Electronic trading platform
In finance, an electronic trading platform also known as an online trading platform, is a computer software program that can be used to place orders for financial products over a network with a financial intermediary. Various financial products can be traded by the trading platform, over a communication network with a financial intermediary or directly between the participants or members of the trading platform. This includes products such as stocks, bonds, currencies, commodities, derivatives and others, with a financial intermediary, such as brokers, market makers, Investment banks or stock exchanges. Such platforms allow electronic trading to be carried out by users from any location and are in contrast to traditional floor trading using open outcry and telephone based trading. Sometimes the term trading platform is also used in reference to the trading software alone.
Electronic trading platforms typically stream live market prices on which users can trade and may provide additional trading tools, such as charting packages, news feeds and account management functions. Some platforms have been specifically designed to allow individuals to gain access to financial markets that could formerly only be accessed by specialist trading firms. They may also be designed to automatically trade specific strategies based on technical analysis or to do high-frequency trading.
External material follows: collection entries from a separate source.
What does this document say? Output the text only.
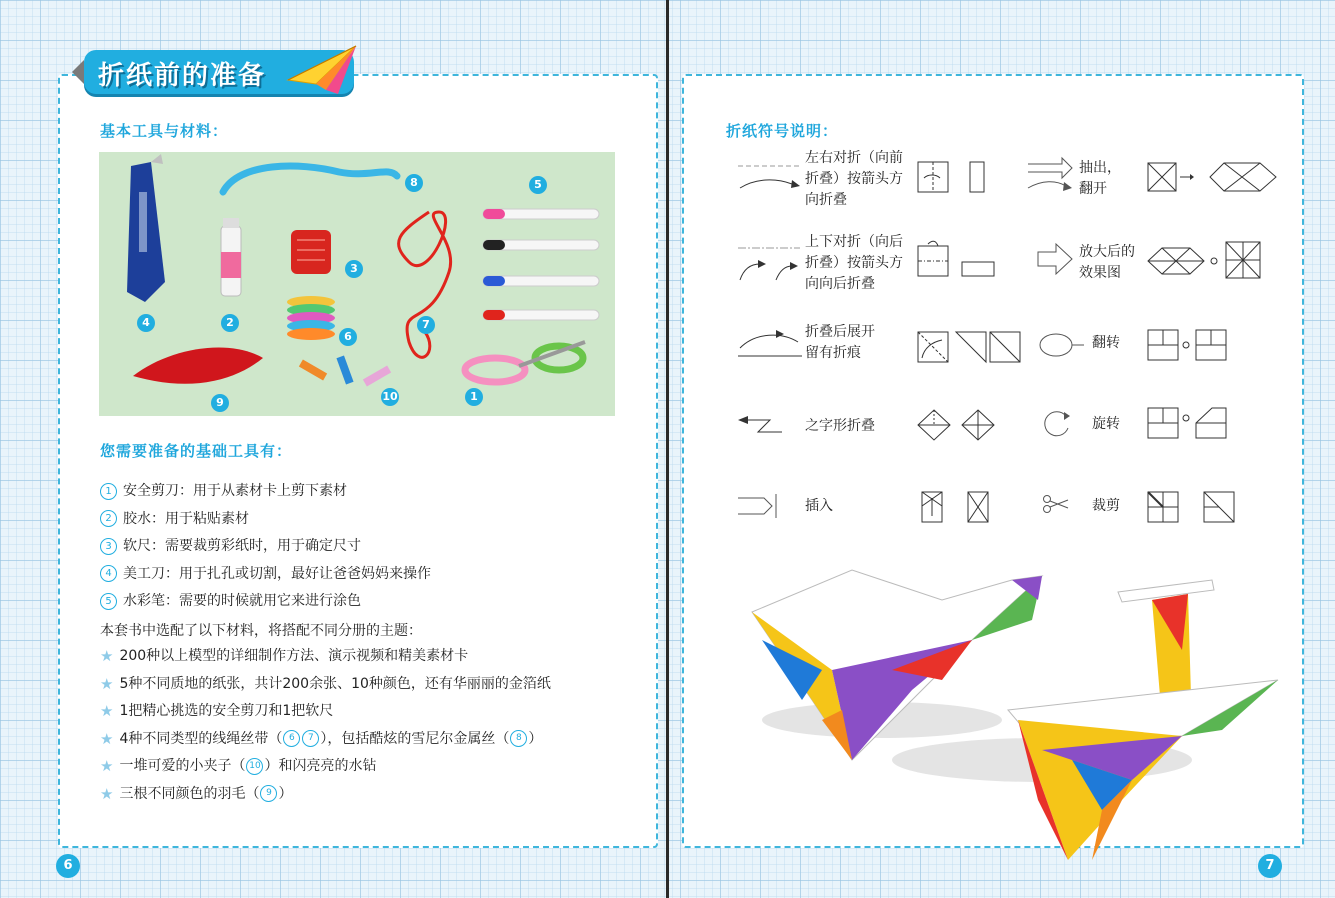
折纸前的准备
基本工具与材料：
8	5
3
4	2
6
7
9	10	1
您需要准备的基础工具有：
1 安全剪刀：用于从素材卡上剪下素材
2 胶水：用于粘贴素材
3 软尺：需要裁剪彩纸时，用于确定尺寸
4 美工刀：用于扎孔或切割，最好让爸爸妈妈来操作
5 水彩笔：需要的时候就用它来进行涂色
本套书中选配了以下材料，将搭配不同分册的主题：
★ 200种以上模型的详细制作方法、演示视频和精美素材卡
★ 5种不同质地的纸张，共计200余张、10种颜色，还有华丽丽的金箔纸
★ 1把精心挑选的安全剪刀和1把软尺
★ 4种不同类型的线绳丝带（ 6 7 ），包括酷炫的雪尼尔金属丝（ 8 ）
★ 一堆可爱的小夹子（ 10 ）和闪亮亮的水钻
★ 三根不同颜色的羽毛（ 9 ）
6
折纸符号说明：
左右对折（向前
折叠）按箭头方
向折叠
抽出，
翻开
上下对折（向后
折叠）按箭头方
向向后折叠
放大后的
效果图
折叠后展开
留有折痕
翻转
之字形折叠	旋转
插入	裁剪
7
The term 'trading platform' is generally used to avoid confusion with ‘trading system’ which is more often associated with the trading method or strategy rather than the computer system used to execute orders within financial circles. In this case platform is used to mean a type of computing system or operating environment such as a database or other specific software.
Transactions have traditionally been handled manually, between brokers or counterparties. However, starting in the 1970s, a greater portion of transactions have migrated to electronic trading platforms. These may include electronic communication networks, alternative trading systems, "dark pools" and others.
The first electronic trading platforms were typically associated with stock exchanges and allowed brokers to place orders remotely using private dedicated networks and dumb terminals. Early systems would not always provide live streaming prices and instead allowed brokers or clients to place an order which would be confirmed some time later; these were known as 'request for quote' based systems.
Trading systems evolved to allow for live streaming prices and near instant execution of orders as well as using the internet as the underlying network meaning that location became much less relevant. Some electronic trading platforms have built in scripting tools and even APIs allowing traders to develop automatic or algorithmic trading systems and robots.
The client graphical user interface of the electronic trading platforms can be used to place various orders and are also sometimes called trading turrets (though this may be a misuse of the term, as some refer to the specialized PBX phones used by traders).
During the period from 2001 to 2005, the development and proliferation of trading platforms saw the setting up of dedicated online trading portals, which were electronic online venues with a choice of many electronic trading platforms rather than being restricted to one institution's offering.